More rigor does not mean more process, more process does not mean more rigor

I got really pumped up to die on this hill (again) today, but managed to back off at the last minute. It might be aerospace or technology esoteric, it might not be—I don't know.

"More rigor" does mean "more process". And "more process" does not mean "more rigor".

I worked ever-so-briefly in a software quality assurance organization with some respectable and respected engineers. Here's what happens when you value—abstractly value—process: you get more process. My analogy for it was always something like this. What does Lebron James get paid for? Making more baskets. What do process engineers get paid for? Making more processes.

Not bettermore.

More process works for a while—until it doesn't. There's a sort of inverted-U of usefulness. There's Wild West on the left side where you're just slappin' things together—great for the garage and the protoshops, less so if you want build things that people use, especially to put themselves in at tremendous speeds and altitudes. There's total lockdown on the right side where you don't move don't think don't breathe don't achieve [1].

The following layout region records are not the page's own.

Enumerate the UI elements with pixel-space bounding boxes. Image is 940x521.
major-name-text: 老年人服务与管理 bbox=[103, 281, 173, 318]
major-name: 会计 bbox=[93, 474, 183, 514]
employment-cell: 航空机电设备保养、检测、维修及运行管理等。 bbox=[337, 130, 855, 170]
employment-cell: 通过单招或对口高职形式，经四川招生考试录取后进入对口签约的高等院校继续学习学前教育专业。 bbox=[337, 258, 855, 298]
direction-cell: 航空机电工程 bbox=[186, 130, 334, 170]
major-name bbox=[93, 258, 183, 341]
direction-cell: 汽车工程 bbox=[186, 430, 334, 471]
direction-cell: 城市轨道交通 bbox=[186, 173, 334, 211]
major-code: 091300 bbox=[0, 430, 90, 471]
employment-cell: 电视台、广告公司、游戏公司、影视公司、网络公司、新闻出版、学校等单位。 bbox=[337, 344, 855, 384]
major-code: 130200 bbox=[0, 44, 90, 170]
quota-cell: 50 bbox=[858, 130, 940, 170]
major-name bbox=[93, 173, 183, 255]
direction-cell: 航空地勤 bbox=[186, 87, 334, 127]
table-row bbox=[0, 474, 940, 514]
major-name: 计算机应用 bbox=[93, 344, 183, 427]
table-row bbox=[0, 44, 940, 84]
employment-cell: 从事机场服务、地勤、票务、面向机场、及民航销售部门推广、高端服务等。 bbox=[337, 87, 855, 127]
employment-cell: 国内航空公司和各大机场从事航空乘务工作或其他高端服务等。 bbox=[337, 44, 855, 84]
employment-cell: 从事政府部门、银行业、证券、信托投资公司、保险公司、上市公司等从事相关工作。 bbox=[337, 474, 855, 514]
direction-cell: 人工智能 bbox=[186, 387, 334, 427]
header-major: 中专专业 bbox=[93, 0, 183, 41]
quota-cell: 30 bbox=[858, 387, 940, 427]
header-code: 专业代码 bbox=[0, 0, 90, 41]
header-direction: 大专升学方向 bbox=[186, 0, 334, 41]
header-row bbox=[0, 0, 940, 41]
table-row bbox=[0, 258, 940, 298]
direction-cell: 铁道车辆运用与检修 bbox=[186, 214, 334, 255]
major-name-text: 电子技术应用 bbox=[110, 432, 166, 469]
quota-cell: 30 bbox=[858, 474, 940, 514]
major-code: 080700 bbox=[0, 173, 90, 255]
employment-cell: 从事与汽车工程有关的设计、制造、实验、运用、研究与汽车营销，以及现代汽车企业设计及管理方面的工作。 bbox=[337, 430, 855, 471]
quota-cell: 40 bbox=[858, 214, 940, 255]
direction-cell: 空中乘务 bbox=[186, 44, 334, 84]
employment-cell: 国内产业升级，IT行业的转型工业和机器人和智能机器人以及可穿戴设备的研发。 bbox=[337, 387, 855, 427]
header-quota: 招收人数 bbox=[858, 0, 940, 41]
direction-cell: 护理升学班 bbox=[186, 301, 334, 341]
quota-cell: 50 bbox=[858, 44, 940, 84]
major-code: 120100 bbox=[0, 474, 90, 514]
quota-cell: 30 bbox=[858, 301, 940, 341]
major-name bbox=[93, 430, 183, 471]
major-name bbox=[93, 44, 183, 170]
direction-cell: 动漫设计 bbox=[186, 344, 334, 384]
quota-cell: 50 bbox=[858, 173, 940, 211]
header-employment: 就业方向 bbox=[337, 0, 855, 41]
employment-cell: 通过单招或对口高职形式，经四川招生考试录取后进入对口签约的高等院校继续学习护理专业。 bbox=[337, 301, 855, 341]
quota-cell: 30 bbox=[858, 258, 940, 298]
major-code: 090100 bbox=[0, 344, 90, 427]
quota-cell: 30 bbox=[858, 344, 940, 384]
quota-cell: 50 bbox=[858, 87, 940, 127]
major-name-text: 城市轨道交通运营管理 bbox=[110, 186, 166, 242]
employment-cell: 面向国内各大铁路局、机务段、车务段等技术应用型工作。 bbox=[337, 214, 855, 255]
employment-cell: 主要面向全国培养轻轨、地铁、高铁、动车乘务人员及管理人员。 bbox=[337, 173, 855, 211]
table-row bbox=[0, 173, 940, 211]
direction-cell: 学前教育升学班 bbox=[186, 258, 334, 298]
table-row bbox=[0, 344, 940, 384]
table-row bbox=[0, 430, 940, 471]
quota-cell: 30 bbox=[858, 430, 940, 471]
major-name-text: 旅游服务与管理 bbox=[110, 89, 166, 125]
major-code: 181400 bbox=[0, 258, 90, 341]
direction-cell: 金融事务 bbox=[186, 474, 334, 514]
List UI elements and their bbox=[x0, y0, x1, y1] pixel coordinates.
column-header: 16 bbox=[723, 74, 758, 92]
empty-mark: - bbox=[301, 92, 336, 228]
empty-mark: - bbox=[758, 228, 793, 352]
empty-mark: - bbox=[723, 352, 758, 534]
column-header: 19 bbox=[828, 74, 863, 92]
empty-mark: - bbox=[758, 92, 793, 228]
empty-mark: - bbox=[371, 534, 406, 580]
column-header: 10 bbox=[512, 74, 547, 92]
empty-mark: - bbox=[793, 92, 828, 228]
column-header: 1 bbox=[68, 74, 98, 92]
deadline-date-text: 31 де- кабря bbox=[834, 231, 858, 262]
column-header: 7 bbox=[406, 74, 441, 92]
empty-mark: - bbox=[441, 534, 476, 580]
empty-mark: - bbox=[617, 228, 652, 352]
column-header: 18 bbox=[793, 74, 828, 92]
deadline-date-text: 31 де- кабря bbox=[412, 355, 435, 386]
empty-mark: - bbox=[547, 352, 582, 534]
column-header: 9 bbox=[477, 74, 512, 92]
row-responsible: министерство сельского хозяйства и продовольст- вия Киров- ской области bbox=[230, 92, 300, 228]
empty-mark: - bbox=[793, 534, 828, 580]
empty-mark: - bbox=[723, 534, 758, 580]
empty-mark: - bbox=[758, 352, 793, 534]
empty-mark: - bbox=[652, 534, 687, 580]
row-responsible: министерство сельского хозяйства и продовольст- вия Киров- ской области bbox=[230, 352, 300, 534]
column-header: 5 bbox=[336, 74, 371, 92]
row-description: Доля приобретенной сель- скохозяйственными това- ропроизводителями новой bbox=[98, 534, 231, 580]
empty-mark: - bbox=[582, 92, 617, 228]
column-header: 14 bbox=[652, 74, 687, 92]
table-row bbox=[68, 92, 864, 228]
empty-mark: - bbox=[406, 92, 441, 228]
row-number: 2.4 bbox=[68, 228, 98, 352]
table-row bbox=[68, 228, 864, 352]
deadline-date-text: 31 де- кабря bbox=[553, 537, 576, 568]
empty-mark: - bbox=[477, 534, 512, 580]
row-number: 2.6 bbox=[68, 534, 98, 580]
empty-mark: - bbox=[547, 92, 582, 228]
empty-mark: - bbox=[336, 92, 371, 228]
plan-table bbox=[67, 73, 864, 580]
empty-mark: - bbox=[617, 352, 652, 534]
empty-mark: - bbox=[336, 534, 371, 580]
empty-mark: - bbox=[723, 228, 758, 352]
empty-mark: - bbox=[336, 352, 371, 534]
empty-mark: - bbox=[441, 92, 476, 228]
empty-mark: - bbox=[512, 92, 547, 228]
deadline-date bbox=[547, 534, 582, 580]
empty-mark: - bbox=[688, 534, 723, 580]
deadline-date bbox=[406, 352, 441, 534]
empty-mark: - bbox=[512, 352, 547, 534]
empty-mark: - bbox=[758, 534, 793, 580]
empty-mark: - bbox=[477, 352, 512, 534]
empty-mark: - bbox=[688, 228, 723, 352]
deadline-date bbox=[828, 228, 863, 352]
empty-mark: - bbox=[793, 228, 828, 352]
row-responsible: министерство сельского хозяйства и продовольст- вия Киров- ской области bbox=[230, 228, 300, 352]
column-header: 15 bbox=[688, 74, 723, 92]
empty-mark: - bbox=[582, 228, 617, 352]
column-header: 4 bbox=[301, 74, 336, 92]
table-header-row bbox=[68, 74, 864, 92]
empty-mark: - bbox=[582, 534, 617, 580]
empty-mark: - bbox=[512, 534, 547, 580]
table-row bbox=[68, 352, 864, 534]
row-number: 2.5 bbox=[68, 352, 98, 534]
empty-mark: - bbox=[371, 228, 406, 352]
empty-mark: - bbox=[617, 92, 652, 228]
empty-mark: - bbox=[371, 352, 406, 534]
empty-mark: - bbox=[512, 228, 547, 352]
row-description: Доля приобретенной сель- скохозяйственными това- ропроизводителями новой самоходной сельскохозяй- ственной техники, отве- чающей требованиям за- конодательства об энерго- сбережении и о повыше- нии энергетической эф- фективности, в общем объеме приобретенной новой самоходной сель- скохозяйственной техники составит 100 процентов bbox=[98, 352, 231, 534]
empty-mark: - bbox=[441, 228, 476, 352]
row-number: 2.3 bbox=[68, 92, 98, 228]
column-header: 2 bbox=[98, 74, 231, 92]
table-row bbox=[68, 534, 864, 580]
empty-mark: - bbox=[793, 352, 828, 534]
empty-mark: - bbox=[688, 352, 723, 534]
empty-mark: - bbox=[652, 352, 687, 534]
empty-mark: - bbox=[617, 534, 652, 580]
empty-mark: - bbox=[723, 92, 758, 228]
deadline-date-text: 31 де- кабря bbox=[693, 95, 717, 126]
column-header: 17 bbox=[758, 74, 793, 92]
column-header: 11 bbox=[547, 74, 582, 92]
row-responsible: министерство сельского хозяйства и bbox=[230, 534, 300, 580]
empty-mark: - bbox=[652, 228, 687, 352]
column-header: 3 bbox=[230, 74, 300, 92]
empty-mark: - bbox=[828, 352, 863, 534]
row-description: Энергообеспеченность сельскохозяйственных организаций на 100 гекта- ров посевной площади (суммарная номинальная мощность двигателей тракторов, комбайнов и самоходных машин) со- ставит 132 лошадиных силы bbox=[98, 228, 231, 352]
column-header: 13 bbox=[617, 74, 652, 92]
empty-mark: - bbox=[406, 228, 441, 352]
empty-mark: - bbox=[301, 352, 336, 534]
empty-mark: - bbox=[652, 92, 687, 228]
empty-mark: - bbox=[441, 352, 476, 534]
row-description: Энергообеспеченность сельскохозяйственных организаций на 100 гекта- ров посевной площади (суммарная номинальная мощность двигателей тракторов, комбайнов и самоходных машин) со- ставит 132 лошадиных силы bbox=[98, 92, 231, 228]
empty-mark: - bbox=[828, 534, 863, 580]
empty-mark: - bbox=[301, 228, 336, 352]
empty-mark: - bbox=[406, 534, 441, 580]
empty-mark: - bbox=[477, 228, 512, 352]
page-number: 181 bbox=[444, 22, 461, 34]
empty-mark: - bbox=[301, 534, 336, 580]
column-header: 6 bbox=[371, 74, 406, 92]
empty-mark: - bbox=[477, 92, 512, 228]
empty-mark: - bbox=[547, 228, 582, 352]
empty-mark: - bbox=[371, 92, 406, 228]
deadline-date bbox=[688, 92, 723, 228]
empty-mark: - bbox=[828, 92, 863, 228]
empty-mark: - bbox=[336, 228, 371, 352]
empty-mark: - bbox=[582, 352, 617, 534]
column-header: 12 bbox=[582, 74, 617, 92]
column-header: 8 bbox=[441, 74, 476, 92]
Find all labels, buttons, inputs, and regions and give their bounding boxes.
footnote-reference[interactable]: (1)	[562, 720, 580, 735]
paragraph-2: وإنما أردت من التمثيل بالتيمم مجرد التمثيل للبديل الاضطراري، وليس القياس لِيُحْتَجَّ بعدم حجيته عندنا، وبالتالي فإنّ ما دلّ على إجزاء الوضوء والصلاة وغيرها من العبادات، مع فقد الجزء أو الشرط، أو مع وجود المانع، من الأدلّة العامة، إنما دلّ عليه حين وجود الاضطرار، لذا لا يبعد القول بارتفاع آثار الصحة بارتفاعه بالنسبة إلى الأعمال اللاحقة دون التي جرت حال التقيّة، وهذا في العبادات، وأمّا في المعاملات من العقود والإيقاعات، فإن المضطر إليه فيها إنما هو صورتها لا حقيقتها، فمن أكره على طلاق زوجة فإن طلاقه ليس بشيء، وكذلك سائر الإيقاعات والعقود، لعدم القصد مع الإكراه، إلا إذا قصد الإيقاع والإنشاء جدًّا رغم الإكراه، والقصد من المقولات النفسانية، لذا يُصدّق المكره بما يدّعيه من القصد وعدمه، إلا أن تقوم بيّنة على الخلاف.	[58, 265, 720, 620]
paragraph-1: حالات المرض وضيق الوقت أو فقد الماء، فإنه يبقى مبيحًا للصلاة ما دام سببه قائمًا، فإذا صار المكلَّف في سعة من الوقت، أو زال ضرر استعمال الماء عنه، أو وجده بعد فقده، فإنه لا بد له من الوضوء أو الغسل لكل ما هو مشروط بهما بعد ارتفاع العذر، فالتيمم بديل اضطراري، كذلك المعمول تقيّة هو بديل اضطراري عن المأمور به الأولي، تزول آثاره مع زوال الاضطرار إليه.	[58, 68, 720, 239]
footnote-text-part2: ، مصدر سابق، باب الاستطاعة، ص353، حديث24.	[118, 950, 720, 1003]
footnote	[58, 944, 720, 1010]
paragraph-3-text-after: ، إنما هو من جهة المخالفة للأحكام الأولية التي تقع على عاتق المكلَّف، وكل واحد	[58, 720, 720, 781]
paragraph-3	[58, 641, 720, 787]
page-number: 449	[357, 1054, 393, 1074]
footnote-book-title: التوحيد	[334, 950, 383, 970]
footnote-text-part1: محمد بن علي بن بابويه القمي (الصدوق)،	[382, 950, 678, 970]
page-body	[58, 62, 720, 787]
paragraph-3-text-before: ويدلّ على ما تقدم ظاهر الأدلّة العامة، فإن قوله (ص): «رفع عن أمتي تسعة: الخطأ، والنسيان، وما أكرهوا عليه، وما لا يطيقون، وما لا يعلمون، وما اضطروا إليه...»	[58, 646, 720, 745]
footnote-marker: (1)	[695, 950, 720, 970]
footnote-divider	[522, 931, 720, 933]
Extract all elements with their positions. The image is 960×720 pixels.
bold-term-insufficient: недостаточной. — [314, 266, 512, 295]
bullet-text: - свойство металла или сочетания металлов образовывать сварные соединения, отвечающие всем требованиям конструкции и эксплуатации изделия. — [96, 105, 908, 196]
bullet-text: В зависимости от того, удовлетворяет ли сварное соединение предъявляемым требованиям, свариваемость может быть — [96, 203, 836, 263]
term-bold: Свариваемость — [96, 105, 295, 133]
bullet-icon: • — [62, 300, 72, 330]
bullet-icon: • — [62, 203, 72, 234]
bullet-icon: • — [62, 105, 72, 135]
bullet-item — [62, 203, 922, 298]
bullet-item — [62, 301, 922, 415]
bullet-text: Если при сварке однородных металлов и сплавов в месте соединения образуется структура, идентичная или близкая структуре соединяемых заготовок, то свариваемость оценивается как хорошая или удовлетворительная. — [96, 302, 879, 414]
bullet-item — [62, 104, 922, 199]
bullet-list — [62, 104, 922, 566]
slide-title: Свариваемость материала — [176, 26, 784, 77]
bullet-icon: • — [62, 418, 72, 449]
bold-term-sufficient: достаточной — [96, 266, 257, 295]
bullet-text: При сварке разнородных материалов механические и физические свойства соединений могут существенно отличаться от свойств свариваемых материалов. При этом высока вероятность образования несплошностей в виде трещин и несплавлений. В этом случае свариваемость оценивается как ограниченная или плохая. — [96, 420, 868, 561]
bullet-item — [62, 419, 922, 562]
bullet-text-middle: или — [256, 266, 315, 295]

The sweet spot is there in the middle somewhere. It's never a stable optimal point—the people change, the technologies change, the requirements change, the certification authorities change, your understanding of the problem will change, and so on. But the answer is not more unless you're flat-out missing things. In fact, as you add more, you are at some point begging for steps to be missed or mangled, for process steps to fall behind reality, for malicious compliance out of frustration.